DO: I think having a real understanding of the issues, having a real belief that kids anywhere can achieve on part with anyone else, those things are essential, and I think having a history of demonstrating your belief, whether that’s through volunteering, whether it’s because you have yourself persevered through a very difficult education system and you know firsthand the issues here, I think those kinds of experiences are very important. Do you have to have a long-term commitment on the front end? No, I don’t think that’s critical, I think again, what I have seen for myself, if you had told me 10 years ago, when I was a senior in college, that I would still be engaged in this work with TFA, I would have been surprised. But I think that’s demonstrative of the transformational impact that teaching has on people, and again it reflects a greater fault in our society that it’s not as though a whole bunch of high-achieving high school students are saying, “What I want to do is teach.” There are some people who do that, but not enough; too often we push people to business, to law, to medicine. Too often it’s just because those are the prestigious careers, and I think if our society really focused more on considering careers in education we would see many more people come in knowing they want to be in education long-term and frankly that would strengthen our schools of education and have many other impacts down the line.
CM: You mentioned touching on diversity earlier. Teach for America has made a really big push to have more applicants and more teachers who have come from diverse backgrounds. As a recruiter, what sort of specific steps have you been taking to diversify the core?
DO: We’re very conscious of the need to be responsive to schools, communities, and districts.
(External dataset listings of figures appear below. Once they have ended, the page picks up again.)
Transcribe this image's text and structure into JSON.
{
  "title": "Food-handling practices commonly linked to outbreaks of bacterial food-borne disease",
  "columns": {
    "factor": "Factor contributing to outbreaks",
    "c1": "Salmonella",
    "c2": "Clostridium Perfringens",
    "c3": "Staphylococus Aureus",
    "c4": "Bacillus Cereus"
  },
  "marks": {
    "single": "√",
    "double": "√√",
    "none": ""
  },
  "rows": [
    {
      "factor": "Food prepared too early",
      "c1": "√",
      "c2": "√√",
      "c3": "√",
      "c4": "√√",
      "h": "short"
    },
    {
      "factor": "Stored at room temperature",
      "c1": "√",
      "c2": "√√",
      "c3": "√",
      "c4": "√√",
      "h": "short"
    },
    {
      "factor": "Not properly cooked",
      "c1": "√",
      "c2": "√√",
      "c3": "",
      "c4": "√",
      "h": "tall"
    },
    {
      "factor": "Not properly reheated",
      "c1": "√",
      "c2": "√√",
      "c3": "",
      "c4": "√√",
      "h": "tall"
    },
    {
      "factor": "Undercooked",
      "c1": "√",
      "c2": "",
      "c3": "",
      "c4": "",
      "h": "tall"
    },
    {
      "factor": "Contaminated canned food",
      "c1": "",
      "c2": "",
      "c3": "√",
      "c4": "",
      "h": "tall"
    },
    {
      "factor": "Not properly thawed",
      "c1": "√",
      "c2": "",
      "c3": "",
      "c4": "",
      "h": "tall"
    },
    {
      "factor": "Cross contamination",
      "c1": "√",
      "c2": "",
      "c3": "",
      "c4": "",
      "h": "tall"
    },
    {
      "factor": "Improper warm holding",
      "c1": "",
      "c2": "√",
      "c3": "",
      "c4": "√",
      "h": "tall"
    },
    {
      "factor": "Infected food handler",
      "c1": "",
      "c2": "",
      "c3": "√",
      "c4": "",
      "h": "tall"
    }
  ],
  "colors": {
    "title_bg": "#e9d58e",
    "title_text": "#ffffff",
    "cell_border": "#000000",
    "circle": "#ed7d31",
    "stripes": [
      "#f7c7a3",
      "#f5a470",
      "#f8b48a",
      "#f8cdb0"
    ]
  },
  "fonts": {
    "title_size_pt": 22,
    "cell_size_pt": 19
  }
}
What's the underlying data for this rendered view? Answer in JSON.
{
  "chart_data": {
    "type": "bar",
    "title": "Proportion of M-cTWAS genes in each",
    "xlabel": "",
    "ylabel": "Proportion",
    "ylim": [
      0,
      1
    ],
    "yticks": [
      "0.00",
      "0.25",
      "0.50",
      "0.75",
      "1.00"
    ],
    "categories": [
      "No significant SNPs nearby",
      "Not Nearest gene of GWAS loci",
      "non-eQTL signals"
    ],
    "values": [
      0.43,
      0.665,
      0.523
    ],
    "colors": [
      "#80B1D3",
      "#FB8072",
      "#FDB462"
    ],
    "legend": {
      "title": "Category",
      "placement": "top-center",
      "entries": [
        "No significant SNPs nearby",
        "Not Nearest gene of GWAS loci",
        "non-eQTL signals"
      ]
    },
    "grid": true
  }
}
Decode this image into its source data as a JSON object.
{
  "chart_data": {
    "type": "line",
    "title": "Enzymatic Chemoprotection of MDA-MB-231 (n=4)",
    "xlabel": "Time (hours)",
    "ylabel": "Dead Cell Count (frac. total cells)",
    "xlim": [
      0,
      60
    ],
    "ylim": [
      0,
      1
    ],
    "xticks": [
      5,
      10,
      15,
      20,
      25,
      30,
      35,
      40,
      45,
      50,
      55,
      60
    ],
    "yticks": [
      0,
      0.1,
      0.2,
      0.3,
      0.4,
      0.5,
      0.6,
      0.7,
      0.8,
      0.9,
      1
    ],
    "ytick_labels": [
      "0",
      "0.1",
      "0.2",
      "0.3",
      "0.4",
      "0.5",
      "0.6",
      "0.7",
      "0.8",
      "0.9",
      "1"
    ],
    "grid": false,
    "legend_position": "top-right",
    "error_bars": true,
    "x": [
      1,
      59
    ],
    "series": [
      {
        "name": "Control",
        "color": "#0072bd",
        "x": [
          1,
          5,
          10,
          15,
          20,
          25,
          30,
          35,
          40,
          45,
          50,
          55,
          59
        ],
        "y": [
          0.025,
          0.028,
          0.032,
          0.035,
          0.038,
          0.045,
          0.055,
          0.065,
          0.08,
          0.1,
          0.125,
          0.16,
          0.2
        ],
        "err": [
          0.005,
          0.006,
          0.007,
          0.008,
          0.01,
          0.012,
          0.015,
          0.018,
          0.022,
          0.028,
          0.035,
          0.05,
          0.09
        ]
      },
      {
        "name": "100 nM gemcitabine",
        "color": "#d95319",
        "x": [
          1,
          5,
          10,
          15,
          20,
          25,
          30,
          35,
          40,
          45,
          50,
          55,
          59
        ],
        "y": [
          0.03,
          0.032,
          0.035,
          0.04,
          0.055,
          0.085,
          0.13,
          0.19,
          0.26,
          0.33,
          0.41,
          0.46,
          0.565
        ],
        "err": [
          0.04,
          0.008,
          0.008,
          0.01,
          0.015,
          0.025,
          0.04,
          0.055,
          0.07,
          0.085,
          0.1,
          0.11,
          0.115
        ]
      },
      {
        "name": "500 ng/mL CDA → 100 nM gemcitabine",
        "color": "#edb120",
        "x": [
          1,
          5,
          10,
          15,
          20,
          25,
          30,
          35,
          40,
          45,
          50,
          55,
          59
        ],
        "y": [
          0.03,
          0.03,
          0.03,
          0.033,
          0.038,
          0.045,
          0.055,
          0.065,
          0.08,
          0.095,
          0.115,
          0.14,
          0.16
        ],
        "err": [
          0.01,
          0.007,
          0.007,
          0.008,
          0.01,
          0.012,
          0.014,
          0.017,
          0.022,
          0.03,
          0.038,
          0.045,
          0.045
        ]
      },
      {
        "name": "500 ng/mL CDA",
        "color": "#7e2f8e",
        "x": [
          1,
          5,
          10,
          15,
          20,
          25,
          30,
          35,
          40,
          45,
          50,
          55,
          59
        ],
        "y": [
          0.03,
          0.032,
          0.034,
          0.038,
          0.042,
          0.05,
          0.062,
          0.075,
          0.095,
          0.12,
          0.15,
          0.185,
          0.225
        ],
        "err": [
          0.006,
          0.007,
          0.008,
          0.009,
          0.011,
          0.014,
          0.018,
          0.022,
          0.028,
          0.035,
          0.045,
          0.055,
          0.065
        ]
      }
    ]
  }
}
And we know that across the country, Teach for America teachers teach somewhere in the neighborhood of 90 percent of students who identify as either African American or Latino. And so it’s important. We have more individuals in the front of classrooms who share both the racial and socioeconomic background of their students. I rely on my own experience in the classroom as a white man. I could do a number of really remarkable things for my students but they could never really look at me and see themselves. Whereas down the hall, there was another Teach for America member who identifies as a black man. There’s just a different relationship there. And so I saw from my time in the classroom and I think most Teach for America Corps members are aware of that early on.
This year, a full 50 percent of our incoming teachers identify as people of color, 47 percent from low-income backgrounds, 34 percent as first-generation college students…. This is about building a movement around education, helping to ensure that students understand the power that they have. In terms of word-of-mouth, there’s a lot of relationship building from our current Corps members and alumni to individuals they might recommend and we talk to on campus. Talking to staff and faculty who work within communities of color. Sitting down and talking about the need for this past year, Teach for America launched a national campaign to get more black men into education. Nationally only 2 percent of teachers identify as black men; 6 percent of incoming TFA teachers do. It’s been a lot of work, honestly, and it’s been a gradual process. Now Teach for America’s diversity has about tripled the racial diversity of the national teaching [profession]. It’s really shown that with concerted effort, you can make a difference and ensuring that there are more individuals working in classrooms who share the backgrounds of their students.
This interview has been condensed and edited for clarity.